Ambiances estivales

Quand le Nouveau Pavillon ferme ses portes l'été

Où retrouver vos musiques préférées quand le Nouveau Pavillon fait relâche pour cause de congés d’été ? Les vacances sont la saison des festivals. Beaucoup ont été touchés par des restrictions financières. Mais en dehors des grands rassemblements généralistes – ceux dont la presse parle – les musiques trad’ actuelles ont encore beaucoup à offrir. Sans aller trop loin, la diversité et la qualité sont à portée de main et de portefeuille.

Pour commencer dépliez une carte de France et pointez le doigt au milieu. Tout près de la Châtre, Le son continu en juillet a pris le relais, depuis quelques années, du mythique festival des Maîtres Sonneurs de Saint-Chartier. Concerts et animations s’y déroulent autour du noyau central constitué de 130 stands de luthiers. Cette concentration crée un mouvement, une attraction pour un public où le pourcentage de pratiquants est élevé. Priorité aux vielles et aux cornemuses de toute l’Europe mais place aussi aux percussions, flûtes, accordéons diatoniques, etc. L’occasion de retrouver des exposants vus à Eurofonik : Jean-Claude Condi et ses nyckelharpa, Thierry Bertrand et ses veuzes…Après trente ans de fréquentation assidue de l’événement on peut toujours y faire des découvertes, comme cet octodyna, nouvel instrument à anches libres mis au point à Saint-Nazaire ! C’est une évidence, cette diversité instrumentale et cette inventivité de la lutherie est une des caractéristiques principales des musiques traditionnelles. En quittant le château de Saint-Chartier, cher à Georges Sand, pour celui d’Ars, le festival a perdu un cadre incomparable mais a conservé une ambiance qui suffit à faire déplacer chaque année les afficionados. Venir là pour la première fois c’est s’en prendre plein les yeux et les oreilles. Y revenir régulièrement sans être blasé c’est plutôt bon signe.

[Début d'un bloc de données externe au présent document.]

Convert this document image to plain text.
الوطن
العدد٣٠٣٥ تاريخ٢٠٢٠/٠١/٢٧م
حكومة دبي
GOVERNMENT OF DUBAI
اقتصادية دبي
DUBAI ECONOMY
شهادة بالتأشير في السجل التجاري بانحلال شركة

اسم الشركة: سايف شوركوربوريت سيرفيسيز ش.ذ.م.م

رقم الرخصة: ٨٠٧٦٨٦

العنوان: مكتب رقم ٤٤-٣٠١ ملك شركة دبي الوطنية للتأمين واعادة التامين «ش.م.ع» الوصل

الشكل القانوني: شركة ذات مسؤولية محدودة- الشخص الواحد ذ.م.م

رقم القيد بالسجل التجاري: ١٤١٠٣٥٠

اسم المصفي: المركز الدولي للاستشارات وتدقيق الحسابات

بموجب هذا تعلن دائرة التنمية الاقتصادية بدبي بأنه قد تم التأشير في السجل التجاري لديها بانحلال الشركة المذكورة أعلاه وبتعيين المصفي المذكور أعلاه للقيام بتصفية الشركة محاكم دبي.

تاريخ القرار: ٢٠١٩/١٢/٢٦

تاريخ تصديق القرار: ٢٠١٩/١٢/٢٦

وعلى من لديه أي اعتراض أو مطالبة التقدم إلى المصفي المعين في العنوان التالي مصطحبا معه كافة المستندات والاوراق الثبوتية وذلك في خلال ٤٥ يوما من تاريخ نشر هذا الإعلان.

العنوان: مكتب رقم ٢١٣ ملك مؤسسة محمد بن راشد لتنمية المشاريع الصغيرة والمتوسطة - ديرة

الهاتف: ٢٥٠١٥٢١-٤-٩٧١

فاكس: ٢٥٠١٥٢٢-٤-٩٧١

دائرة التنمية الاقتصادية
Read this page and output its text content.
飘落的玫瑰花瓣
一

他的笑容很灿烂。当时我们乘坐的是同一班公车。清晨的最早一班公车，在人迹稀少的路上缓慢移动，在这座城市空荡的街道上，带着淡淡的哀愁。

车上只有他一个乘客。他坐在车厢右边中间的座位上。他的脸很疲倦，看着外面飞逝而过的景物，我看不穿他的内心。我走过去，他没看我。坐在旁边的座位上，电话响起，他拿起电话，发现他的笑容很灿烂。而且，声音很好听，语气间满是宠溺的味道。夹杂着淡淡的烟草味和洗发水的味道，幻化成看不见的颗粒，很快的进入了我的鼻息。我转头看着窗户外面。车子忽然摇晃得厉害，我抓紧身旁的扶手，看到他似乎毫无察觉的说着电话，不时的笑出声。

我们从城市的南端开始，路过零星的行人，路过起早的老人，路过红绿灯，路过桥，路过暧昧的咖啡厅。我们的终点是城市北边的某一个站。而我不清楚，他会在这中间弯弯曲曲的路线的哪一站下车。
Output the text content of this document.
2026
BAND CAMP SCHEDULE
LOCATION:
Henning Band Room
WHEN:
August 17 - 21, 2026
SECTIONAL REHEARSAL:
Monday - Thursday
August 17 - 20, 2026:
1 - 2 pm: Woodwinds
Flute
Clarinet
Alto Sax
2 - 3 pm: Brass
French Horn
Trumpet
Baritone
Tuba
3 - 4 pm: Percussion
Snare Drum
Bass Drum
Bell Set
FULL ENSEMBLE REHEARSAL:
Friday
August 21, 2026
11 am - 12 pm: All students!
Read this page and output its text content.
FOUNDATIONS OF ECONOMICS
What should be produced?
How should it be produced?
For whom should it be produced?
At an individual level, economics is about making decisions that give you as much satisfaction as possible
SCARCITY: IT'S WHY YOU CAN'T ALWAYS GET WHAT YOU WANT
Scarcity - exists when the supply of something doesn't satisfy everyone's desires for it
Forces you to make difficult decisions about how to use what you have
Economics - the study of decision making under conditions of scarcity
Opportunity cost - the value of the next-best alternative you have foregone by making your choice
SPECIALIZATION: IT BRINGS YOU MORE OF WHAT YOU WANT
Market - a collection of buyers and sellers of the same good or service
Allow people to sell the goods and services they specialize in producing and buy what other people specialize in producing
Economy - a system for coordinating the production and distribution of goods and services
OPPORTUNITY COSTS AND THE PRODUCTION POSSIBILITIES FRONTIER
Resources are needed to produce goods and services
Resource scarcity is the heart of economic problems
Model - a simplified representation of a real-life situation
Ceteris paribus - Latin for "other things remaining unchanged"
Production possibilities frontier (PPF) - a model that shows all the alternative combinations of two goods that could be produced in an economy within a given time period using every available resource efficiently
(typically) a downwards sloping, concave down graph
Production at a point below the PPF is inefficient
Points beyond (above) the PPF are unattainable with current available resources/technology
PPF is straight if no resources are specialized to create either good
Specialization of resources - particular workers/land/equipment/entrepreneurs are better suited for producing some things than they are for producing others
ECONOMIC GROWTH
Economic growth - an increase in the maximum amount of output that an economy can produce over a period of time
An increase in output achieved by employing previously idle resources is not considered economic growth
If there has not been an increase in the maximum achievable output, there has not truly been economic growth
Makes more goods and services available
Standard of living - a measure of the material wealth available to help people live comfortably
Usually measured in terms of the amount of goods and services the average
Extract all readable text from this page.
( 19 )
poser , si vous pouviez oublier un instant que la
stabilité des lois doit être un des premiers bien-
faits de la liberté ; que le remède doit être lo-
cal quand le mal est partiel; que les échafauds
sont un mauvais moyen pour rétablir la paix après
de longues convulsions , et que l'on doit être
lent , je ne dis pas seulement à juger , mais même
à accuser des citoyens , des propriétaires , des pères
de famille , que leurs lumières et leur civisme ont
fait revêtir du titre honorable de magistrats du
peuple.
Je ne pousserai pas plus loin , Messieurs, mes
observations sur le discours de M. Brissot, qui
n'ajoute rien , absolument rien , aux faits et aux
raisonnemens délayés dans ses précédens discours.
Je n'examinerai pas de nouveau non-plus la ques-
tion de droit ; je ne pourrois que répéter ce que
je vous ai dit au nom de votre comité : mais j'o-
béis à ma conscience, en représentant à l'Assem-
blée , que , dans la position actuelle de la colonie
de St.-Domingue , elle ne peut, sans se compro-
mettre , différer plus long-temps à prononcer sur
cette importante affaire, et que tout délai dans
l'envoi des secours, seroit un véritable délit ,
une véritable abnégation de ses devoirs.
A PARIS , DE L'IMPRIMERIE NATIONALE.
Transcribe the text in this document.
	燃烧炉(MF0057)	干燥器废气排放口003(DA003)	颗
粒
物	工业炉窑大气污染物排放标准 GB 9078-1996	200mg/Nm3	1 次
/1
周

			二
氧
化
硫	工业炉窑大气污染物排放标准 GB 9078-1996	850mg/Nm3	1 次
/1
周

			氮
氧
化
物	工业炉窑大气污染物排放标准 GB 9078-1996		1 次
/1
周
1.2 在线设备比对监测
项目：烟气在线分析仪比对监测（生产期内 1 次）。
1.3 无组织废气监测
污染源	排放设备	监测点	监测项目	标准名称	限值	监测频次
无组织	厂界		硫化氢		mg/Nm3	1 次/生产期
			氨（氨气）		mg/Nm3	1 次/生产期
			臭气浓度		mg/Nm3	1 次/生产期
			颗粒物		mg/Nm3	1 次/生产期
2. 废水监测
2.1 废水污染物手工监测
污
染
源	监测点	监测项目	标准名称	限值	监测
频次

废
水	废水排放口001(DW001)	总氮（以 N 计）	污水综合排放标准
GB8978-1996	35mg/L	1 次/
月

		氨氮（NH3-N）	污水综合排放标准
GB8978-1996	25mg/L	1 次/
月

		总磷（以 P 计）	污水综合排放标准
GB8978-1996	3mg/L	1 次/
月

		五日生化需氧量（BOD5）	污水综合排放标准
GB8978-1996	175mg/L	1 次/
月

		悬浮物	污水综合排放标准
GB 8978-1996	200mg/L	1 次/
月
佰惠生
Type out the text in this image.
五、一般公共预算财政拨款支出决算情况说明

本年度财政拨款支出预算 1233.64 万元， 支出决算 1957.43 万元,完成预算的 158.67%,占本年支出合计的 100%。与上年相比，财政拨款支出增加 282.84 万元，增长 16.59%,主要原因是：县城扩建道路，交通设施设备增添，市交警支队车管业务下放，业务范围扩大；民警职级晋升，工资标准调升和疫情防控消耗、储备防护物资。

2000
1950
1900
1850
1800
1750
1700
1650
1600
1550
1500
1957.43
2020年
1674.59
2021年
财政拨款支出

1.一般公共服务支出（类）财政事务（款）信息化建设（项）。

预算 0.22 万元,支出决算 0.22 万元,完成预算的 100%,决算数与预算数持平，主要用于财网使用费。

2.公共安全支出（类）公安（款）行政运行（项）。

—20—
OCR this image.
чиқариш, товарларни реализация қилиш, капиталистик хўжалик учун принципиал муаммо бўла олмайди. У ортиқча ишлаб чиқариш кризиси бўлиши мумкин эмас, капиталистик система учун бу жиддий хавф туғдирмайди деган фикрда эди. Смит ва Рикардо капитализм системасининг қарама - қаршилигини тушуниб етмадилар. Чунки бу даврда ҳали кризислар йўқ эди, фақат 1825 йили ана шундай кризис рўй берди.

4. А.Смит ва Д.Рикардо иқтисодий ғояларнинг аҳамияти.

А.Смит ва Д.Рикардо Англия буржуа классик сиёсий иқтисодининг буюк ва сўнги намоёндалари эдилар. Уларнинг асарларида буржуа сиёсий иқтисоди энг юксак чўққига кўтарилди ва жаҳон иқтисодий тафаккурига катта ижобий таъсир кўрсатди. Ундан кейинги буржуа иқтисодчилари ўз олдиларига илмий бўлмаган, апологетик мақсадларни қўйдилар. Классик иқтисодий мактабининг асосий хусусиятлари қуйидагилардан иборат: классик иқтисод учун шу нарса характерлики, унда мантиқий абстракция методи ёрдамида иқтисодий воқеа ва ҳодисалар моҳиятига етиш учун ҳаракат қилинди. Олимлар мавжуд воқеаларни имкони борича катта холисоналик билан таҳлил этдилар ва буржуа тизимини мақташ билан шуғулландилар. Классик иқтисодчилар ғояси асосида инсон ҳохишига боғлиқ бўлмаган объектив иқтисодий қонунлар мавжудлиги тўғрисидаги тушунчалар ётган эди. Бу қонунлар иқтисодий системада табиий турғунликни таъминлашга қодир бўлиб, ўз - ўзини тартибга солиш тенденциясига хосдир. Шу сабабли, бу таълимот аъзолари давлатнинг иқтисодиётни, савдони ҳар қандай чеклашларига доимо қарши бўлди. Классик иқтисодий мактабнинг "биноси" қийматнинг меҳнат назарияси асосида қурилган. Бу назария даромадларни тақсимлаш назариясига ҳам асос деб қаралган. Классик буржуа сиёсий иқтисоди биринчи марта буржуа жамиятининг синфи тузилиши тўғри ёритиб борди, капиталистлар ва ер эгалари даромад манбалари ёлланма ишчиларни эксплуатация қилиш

Si le Nouveau Pavillon vous manque vraiment, un détour par les Deux-Sèvres s’impose. Le Bouche à Oreille à Parthenay offre une programmation qui rejoint souvent celle du Nouveau Pavillon. Cette année, du 28 juillet au 1er août, on y retrouvait les Jacques Puech, Manu Théron, Sophie Cavez et Balthazar Montanaro, Jean-Louis Le Vallégant, sans oublier nos « Nantais » Robin-Girault-Hamon dont le spectacle La Circulaire est au programme de la saison 2015/2016 (jeudi 17 décembre – soirée Noël à la Zim). Parthenay est un festival à taille humaine, dans tous les sens du terme. Accessible, détendu, éclectique…le Bouche à Oreille donne vraiment la sensation d’être en vacances et permet de se retrouver autour de musiques, chansons ou danses. À fréquenter pour le programme et ses à cotés. Concentré sur les rives du Thouet dans le cadre de la vieille ville, c’est un rendez vous incontournable à seulement 1 heure et demie de Nantes. Le bal de clôture 2015 avait vraiment belle allure. La connexion entre le public et les groupes était incroyable !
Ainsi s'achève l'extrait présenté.